Electrical signals produced by various bodily activities are commonly used in monitoring and diagnosis . Measured signals are generally
compared with normal reference signals and variations in signals can be useful to provide accurate diagnosis. The most common devices include the electrocardiography (ECG) – electrical activity of different sections of the heart, the electroencephalography (EEG) – electrical activity of the brain and the electromyography (EMG) – electrical activity of the muscles. In general biomedical sensors take signals representing biomedical variables and convert them into what is usually an electrical signal. As such, the biomedical sensor serves as the interface between a biologic and an electronic system and must function in such a way as to not adversely affect either of these systems. In considering biomedical sensors, it is necessary to
consider both sides of the interface: the biologic and the electronic, since both biologic and electronic factors play an important role in sensor performance.

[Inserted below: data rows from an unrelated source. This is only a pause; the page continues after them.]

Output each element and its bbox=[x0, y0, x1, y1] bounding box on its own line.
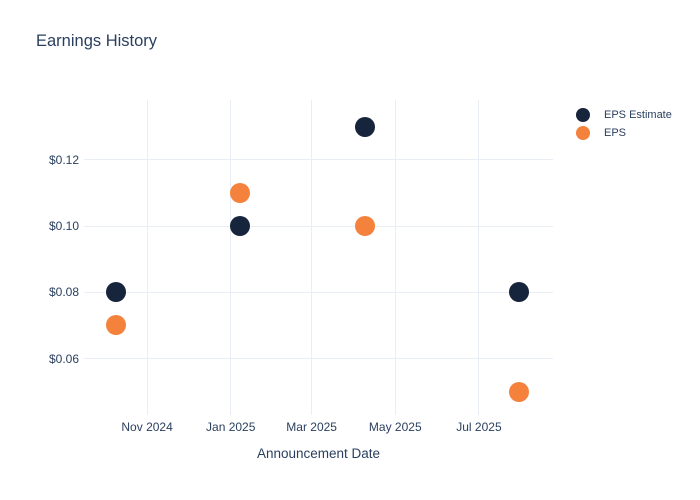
gridline-y bbox=[84, 225, 553, 227]
legend: EPS Estimate EPS bbox=[576, 106, 672, 142]
x-tick-label: Jul 2025 bbox=[456, 420, 502, 434]
gridline-x bbox=[146, 100, 148, 415]
data-point-eps[interactable] bbox=[230, 182, 251, 203]
data-point-eps-estimate[interactable] bbox=[105, 282, 126, 303]
legend-item-eps-estimate[interactable]: EPS Estimate bbox=[576, 106, 672, 124]
data-point-eps[interactable] bbox=[355, 216, 376, 236]
chart-title: Earnings History bbox=[36, 32, 158, 50]
data-point-eps[interactable] bbox=[105, 315, 126, 336]
gridline-x bbox=[478, 100, 480, 415]
gridline-y bbox=[84, 291, 553, 293]
legend-label: EPS bbox=[604, 127, 627, 139]
legend-item-eps[interactable]: EPS bbox=[576, 124, 672, 142]
x-tick-label: Jan 2025 bbox=[206, 420, 256, 434]
legend-swatch-eps-estimate-icon bbox=[576, 108, 590, 122]
gridline-y bbox=[84, 358, 553, 360]
x-tick-label: Mar 2025 bbox=[286, 420, 337, 434]
y-tick-label: $0.06 bbox=[48, 351, 79, 366]
x-tick-label: Nov 2024 bbox=[121, 420, 173, 434]
y-tick-label: $0.08 bbox=[48, 285, 79, 300]
y-tick-label: $0.10 bbox=[48, 219, 79, 233]
data-point-eps[interactable] bbox=[508, 381, 529, 402]
gridline-x bbox=[230, 100, 232, 415]
x-axis-title: Announcement Date bbox=[256, 446, 381, 461]
gridline-y bbox=[84, 159, 553, 161]
legend-swatch-eps-icon bbox=[576, 126, 590, 140]
data-point-eps-estimate[interactable] bbox=[508, 282, 529, 303]
data-point-eps-estimate[interactable] bbox=[355, 116, 376, 137]
gridline-x bbox=[394, 100, 396, 415]
legend-label: EPS Estimate bbox=[604, 109, 672, 121]
y-tick-label: $0.12 bbox=[48, 152, 79, 167]
gridline-x bbox=[311, 100, 313, 415]
data-point-eps-estimate[interactable] bbox=[230, 216, 251, 236]
x-tick-label: May 2025 bbox=[368, 420, 422, 434]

Sensor convert signals of one type of quantity such as hydrostatic fluid pressure into an equivalent signal of another type of quantity, for example, an electrical signal. Sensors of electrical phenomena in the body, usually known as electrodes, play a special role as a result of their diagnostic and therapeutic applications.
There are, however, special problems that are encountered by biomedical sensors that are unique to them. These problems relate to the interface between the sensor and the biologic system being measured.